鳥山明さんの『ドラゴンボール』(集英社)は、話が進んでいくにつれ、地球という舞台を超えて宇宙の戦いにまで発展していく。それに伴い、地球人の強さというものはすっかり忘れ去られてしまう。
最終的には、ナメック星の最長老から潜在能力を引き出されたクリリンが地球人最強(※ただしブウの転生体で力量が測り知れないウーブは除く)という感じになったが、そのずっと前にも誰も超えられなかったであろう「最強の地球人」がいた。
それが、亀仙人や鶴仙人の師匠である武泰斗だ。武泰斗は作中ではすでに故人となっていて、どれほどの強さがあったのかは知られていない。しかし、逸話などから振り返ると、スゴい人物だったのが分かる。
そこで今回は武泰斗に焦点をあてて、その「地球人最強」といえる強さについて考察していきたい。
■亀仙人や鶴仙人という有能な後継者を輩出
武泰斗が亀仙人と鶴仙人の師匠であることは、亀仙人が語っている。亀仙人といえば、「武天老師」として名を馳せた伝説の武道家である。
悟空やクリリンがあそこまで成長できたのは、亀仙人がいなかったらできなかったことだろう。さらに亀仙人は自ら天下一武道会に変装して参加し、まだまだ現役の活躍も見せていた。
そんな亀仙人とは対照的だったのが鶴仙人で、武道を平気で悪用するような存在である。しかし、だからといって彼は無能なわけではない。
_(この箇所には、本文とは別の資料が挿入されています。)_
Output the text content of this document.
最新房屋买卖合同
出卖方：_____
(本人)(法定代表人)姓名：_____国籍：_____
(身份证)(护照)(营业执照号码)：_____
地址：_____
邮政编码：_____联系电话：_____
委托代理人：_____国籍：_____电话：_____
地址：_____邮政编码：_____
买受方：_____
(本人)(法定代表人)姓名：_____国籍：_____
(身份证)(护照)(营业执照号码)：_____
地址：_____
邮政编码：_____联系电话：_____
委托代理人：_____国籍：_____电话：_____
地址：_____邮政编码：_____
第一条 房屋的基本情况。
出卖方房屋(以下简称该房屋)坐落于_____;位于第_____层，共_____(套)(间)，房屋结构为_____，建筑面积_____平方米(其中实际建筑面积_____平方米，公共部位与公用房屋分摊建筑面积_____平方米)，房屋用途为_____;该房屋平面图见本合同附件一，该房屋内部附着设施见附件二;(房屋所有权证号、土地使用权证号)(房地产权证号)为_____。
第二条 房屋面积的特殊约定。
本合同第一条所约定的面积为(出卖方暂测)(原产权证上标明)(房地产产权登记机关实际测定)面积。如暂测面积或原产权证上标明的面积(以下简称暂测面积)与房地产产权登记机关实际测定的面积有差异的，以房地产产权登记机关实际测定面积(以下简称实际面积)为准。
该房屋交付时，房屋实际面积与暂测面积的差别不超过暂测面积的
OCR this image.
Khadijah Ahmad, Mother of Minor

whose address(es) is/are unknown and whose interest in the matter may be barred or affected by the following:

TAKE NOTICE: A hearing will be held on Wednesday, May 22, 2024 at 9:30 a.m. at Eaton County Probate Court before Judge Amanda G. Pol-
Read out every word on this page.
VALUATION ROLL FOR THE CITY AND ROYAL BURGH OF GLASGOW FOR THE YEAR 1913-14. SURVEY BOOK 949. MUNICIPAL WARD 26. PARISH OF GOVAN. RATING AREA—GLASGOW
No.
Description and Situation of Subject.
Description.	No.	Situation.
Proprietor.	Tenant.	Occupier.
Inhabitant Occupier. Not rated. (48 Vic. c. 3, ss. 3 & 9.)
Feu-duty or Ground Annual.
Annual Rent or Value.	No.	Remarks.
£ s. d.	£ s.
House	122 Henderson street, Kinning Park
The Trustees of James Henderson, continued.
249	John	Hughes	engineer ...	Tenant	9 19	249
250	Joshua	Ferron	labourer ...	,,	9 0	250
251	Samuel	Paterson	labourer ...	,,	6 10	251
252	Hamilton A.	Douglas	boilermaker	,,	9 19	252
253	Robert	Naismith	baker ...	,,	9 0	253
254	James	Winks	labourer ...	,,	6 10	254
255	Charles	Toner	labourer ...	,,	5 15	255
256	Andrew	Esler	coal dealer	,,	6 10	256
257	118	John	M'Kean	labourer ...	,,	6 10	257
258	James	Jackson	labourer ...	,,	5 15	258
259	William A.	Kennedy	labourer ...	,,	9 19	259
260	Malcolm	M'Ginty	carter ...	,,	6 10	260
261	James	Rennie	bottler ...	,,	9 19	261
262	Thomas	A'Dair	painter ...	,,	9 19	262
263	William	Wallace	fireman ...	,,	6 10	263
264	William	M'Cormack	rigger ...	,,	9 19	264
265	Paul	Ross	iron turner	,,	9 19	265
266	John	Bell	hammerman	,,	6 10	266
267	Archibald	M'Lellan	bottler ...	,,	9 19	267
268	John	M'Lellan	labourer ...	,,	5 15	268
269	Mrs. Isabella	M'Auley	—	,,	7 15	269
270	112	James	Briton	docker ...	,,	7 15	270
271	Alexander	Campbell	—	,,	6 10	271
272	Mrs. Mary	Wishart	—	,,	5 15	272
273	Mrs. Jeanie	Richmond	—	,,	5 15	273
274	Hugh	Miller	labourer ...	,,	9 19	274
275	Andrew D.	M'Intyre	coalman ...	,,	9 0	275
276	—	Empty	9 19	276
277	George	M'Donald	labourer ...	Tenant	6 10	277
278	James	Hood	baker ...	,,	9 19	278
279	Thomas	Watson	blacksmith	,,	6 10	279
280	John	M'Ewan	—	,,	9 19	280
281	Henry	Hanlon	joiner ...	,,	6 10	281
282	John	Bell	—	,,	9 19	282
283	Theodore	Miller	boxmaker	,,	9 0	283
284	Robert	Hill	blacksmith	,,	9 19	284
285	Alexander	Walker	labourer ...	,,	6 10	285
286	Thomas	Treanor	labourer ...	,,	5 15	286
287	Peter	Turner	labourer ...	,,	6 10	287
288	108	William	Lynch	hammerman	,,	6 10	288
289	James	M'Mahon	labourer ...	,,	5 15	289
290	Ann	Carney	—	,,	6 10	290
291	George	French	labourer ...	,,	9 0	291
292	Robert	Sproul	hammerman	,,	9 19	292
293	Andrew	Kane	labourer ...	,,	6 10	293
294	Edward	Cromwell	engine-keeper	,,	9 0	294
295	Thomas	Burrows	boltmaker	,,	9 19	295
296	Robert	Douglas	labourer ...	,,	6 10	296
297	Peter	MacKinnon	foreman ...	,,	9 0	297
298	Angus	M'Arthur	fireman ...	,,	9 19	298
天津飯という天才武道家も育て上げているからだ。
そして、悟空、クリリン、天津飯の世代は、修行を繰り返すことで亀仙人たちの力を軽々と上回ることになった。これもおそらくふたりの指導力があったからこそで、源流にある武泰斗の教えの良さにもつながっている。
魔封波で気を扱えているなど、作中での描写から、気功波を生み出したのは武泰斗ではないかと筆者は思う。それによって、かめはめ波やどどん波といった必殺技が生まれた。そのほか鶴仙流、そこから派生した新鶴仙流では舞空術や太陽拳を開発するなど、気の使い方がバラエティに富んでいる。
このように、武泰斗の教えからいろいろな技が派生しており、彼は作中の武術に欠かせない存在だといえる。もし武泰斗がいなかったとしたら、悟空たちの活躍はなかったといえるかもしれない。
■ピッコロ大魔王が名前を聞くだけで怯える武道家
次は武泰斗の強さを知らしめたエピソードだ。それはピッコロ大魔王の反応からもよく分かる。ピッコロ大魔王は、ピラフ一味によって封印から解かれると、真っ先に部下に武道家を抹殺させた。それはそのまま、武泰斗の存在を恐れていたことの証明でもある。
当時ピッコロ大魔王の強さは圧倒的で、対抗できる存在などいなかった。しかしそんな中、武泰斗は「魔封波」という秘術を編み出し、ピッコロ大魔王を自身の命と引き換えに封印するのだった……。
だからこそ、ピッコロ大魔王は武泰斗のような人物が再び現れるのではという恐怖をずっと抱き、武道家の抹消に力を入れたのだろう。その名を聞いただけで震え上がり逃げ出すほどなので、彼にとってよほど武泰斗が怖い存在だということが分かる。
しかも魔封波の凄いところは、あれほどの力を持つピッコロ大魔王が何もできないというところである。それほど高度な術を開発するのは、技のデパートと呼ばれるクリリンでも不可能だろう。